A.K. — Dans ses mises en scène ?

F.F. — Dans son regard de spectateur. Dans ses mises en scène si, les signes sont extrêmement clairs. Enfin, en même temps je trouve qu’il a un geste de metteur en scène d’une complexité phénoménale. Parce qu’il travaille sur plusieurs plans différents. Robert se situe au niveau de la représentation elle-même, et sur ses signes. Sur ce que dit un signe, pourquoi le choix de tel signe plutôt que tel autre… C’est vraiment un obsédé de la mise en scène, dans le bon sens du terme. Un amoureux de la mise en scène. Je pense qu’Annie Lucas n’est pas loin de cela, d’une autre manière, elle est très au fait des pratiques et des techniques. Parce qu’elle l’a beaucoup fait, de façon extrêmement méthodique, méticuleuse, acharnée. Je pense que tout cela naît aussi de la façon dont on lit les textes. De la même manière que je pense qu’on fait du théâtre avec ce qu’on est en tant que spectateur, on fait aussi du théâtre avec ce qu’on est en tant que lecteur. De quelle manière va-t-on lire un texte, naviguer à travers, qu’est-ce qui va nous accrocher ? Notre attention pour une écriture influence le passage à la scène. Quand tu me demandes, le travail que j’ai fait sur le Fosse, moi c’est la première chose que j’y ai vu, et j’ai essayé de travailler dans ce sens là. Et après je me suis rendu compte qu’il y avait effectivement une progression dramatique, mais à la première lecture je ne la vois pas du tout. Je passe totalement à côté. Le fait que cela se clôt, par exemple. Il me faut être sur le plateau avec les acteurs pour commencer à réaliser ce que c’est… Par contre, c’est plus le goût, une forme de goût, d’odeur d’un texte, le goût d’un texte qui font que j’aurais envie d’aborder ce qui me vient en tant que lecteur. Les images qu’il peut me provoquer, ou la manière dont il va me permettre d’aborder l’espace théâtral, aussi. Pour en revenir aux metteurs en scène dont je parlais juste avant, tous ont un point commun, ce sont de grands lecteurs. En tout cas ce sont des gens pour lesquels la lecture est une chose fondamentale, et leur geste de metteur en scène part de là, part de la lecture. Et ce n’est pas un hasard, si ces gens se trouvent réunis là.
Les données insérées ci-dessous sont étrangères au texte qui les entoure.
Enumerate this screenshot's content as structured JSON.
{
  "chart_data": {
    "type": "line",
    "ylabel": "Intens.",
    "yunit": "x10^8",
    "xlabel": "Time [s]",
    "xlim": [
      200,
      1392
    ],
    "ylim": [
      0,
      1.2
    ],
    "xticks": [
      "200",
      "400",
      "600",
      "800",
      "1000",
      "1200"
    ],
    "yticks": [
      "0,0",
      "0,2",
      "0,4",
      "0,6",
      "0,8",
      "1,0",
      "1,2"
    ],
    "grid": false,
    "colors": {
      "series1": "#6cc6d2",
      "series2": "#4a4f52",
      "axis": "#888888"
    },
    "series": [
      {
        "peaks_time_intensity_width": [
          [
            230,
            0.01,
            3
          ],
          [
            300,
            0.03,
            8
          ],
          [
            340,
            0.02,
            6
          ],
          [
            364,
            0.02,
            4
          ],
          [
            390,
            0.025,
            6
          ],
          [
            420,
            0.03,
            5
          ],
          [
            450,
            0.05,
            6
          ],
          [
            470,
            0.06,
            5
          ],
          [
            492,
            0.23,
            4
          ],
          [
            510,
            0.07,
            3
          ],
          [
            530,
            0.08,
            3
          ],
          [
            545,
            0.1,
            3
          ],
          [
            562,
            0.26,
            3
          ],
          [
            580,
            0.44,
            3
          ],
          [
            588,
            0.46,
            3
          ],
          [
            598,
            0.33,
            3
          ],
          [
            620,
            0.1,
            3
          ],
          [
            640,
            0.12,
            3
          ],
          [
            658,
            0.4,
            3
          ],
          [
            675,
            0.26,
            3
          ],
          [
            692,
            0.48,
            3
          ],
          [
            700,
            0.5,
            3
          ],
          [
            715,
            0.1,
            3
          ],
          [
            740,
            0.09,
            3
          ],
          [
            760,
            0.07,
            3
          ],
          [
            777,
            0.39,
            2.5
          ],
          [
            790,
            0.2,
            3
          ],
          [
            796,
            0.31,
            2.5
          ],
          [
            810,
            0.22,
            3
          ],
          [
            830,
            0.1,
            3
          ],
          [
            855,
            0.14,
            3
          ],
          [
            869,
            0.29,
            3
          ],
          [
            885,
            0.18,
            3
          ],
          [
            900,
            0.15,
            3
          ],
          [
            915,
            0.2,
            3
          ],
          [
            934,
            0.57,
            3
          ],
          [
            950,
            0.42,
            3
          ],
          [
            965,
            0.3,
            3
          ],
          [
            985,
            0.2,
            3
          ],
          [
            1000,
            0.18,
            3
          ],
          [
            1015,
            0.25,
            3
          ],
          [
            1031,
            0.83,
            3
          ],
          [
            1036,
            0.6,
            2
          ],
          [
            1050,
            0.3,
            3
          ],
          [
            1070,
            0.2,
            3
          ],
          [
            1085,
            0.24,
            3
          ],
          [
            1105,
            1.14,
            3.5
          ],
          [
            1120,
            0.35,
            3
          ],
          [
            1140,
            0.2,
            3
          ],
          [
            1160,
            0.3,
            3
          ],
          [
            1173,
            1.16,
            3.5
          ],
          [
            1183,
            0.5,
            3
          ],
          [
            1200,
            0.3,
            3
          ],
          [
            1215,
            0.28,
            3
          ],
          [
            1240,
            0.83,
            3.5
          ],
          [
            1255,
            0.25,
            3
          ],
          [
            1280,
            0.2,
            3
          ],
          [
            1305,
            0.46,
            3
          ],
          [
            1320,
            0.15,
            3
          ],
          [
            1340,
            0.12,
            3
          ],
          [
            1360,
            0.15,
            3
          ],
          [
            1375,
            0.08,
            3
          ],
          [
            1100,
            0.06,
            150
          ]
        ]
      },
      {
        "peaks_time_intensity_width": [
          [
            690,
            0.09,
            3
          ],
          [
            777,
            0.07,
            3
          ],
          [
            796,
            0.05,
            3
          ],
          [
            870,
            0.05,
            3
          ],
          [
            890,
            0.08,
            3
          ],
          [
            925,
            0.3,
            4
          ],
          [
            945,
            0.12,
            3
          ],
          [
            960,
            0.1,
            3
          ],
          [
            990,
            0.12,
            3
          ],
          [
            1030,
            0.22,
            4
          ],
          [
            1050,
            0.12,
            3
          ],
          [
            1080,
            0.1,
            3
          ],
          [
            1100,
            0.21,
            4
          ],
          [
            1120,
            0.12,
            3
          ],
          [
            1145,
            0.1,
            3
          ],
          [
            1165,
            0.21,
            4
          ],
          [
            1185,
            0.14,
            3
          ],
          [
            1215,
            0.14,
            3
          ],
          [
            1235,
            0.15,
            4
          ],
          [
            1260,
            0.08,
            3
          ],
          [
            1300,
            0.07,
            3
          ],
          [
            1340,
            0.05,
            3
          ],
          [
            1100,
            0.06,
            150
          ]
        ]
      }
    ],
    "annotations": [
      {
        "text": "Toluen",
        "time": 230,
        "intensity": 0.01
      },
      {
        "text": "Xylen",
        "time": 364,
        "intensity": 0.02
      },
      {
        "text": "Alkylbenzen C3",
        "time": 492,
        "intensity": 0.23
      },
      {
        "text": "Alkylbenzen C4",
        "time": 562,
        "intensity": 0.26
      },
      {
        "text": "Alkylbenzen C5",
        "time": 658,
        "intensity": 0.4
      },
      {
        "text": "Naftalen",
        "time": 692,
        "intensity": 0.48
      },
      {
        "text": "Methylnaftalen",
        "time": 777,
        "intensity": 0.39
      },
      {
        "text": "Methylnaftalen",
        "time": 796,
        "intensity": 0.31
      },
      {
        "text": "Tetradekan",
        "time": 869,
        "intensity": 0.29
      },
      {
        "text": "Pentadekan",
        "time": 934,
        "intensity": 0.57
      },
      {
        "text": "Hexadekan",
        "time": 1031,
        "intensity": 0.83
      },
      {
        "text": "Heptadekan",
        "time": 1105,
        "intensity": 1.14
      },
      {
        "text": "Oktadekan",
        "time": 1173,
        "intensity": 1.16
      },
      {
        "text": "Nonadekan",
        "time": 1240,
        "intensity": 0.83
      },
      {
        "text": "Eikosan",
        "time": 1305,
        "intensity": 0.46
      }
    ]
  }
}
A.K. — Et puis cela part d’un auteur, aussi.

F.F. — De fait. Renaud et Julika [31], c’est encore autre chose. Par exemple quand on a travaillé sur Les cendres et les lampions, Renaud me disait « il faut couper du texte, il faut… ». Il aborde le texte comme un chorégraphe. Le texte c’est un terreau à partir duquel il va commencer à écrire lui-même. Je ne dis pas qu’il n’a pas le goût du mot, mais l’écriture est plus vécue comme une gêne, un carcan, que comme une possibilité d’ouverture, de création ou débouchant sur de l’inconnu ou je ne sais pas quoi. Sur Les cendres et les lampions, en fin de compte ça me paraissait évident qu’il ne fallait pas couper, parce que si on commençait à couper on ne s’en sortait pas. Ça c’était intéressant. Pour Renaud, il est plus difficile de parler de son geste de metteur en scène. D’abord c’est beaucoup plus un interprète, quelqu’un qui est sur le plateau dans ses mises en scène, la plupart du temps. Il est aussi scénographe, créateur de l’espace, y compris des protagonistes, puisque ce sont des objets et des marionnettes. Je ne peux pas parler de lui en tant que metteur en scène. Pour moi il est metteur en scène, mais il est aussi plein d’autres choses. De même que c’est aussi un auteur, très clairement. C’est quelqu’un qui a son monde à lui. Il dit que le rapport au texte n’est pas une chose essentielle, qu’il ne part pas de là. Tous les metteurs en scène dont on vient de parler partent tous de là, partent tous du texte, partent tous d’une pièce de théâtre. Même si, pour moi, le fait de travailler avec Bernardo Montet me pose aussi la question du texte. Non pas que je veuille l’évacuer — je ne parle pas de rompre la structure d’un texte — mais est-ce que le mot est toujours le mieux qualifié pour rendre compte, restituer la chose dont il est censé parler ? Est-ce que parfois le corps, ou le chant, ou la musique peuvent prendre le relais ? Je continue à travailler avec lui en ce moment sur ces questions là : le rapport de la parole et du mouvement, ou du mouvement et du chant. Mais malgré tout, il y a le texte, au départ.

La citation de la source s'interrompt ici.